Our Century

From Smethwick to stingrays


Jane Reynolds, Halesowen,
Born 1961

Jane Reynolds


"Everyone experiences life-changing moments, after which nothing will ever be quite the same again. One of mine happened at Smethwick swimming baths, where I learned to dive.

"So with a tank full of air strapped to my back I can now explore the world's oceans. Well, little bits of them anyway.

"A new world has opened up; one I first glimpsed courtesy of Jacques Cousteau and his team on the telly of the 1970s. Now I can experience the underworld wonders first-hand. And what wonders they are.
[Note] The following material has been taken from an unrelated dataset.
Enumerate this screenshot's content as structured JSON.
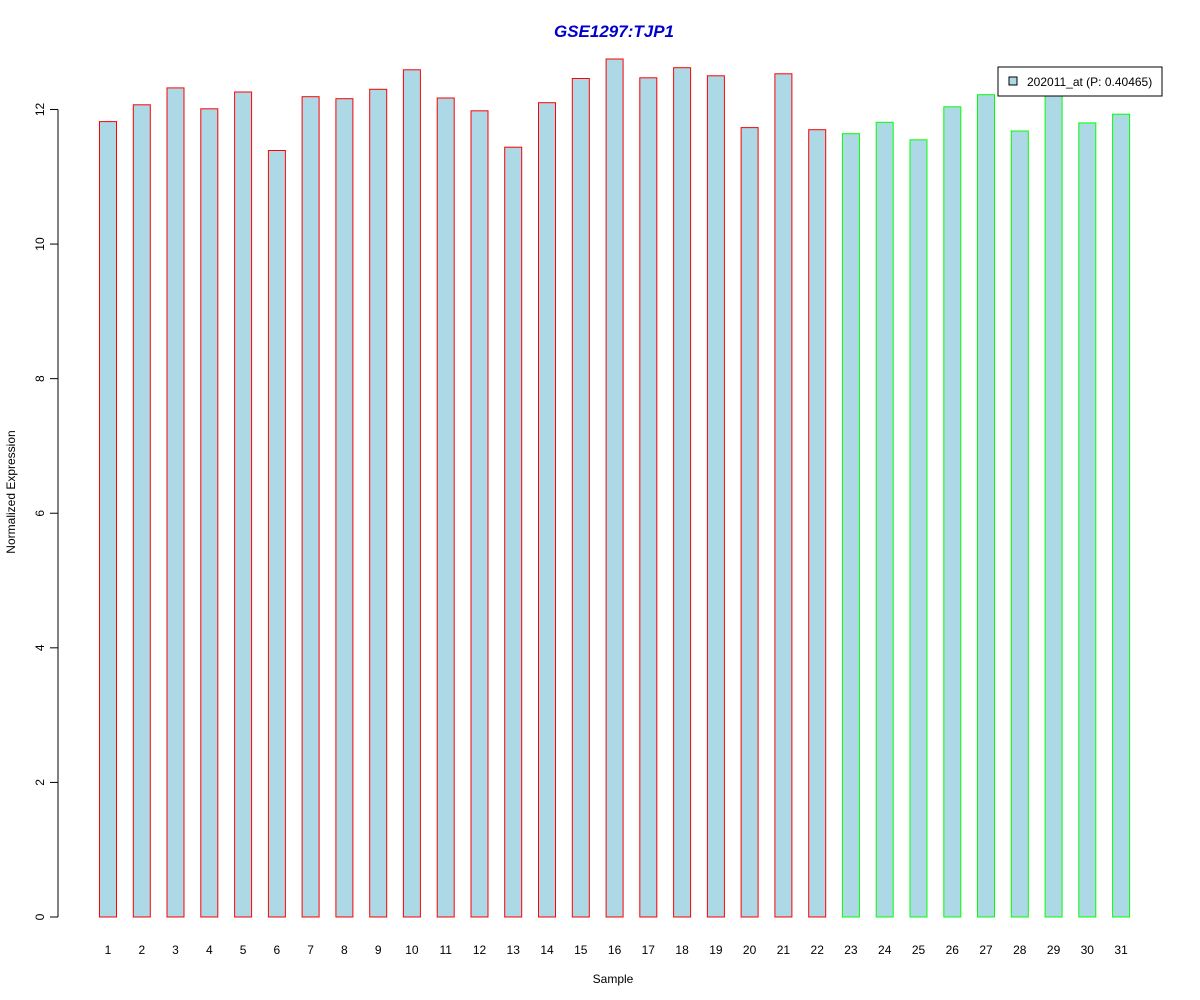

"I've been been face to jaws with reef sharks in the Caribbean, gazed with awe at the graceful beauty of a stingray in the Indian Ocean and watched scallops dancing across a wreck off the west coast of Scotland.

"But it all started in Smethwick, which is just about as far away from the sea as you can get in this small island of ours.

"Maybe it's because we're an island that so many people are fascinated with what lies below the surface of the sea that surrounds us.

"It's a fascination that prompts normally sane people to abandon their nearest and dearest at weekends to spend hours bobbing around in boats for what seems like a few brief moments under the waves.

"But it's one that binds people together in a camaraderie of adventure, exploration and concern - an essentially 20th Century concern for the way in which we treat the world's oceans as a dumping ground and the adverse effect this is having on the eco system.

See? There I go. 'Eco system'. Life will never be the same again.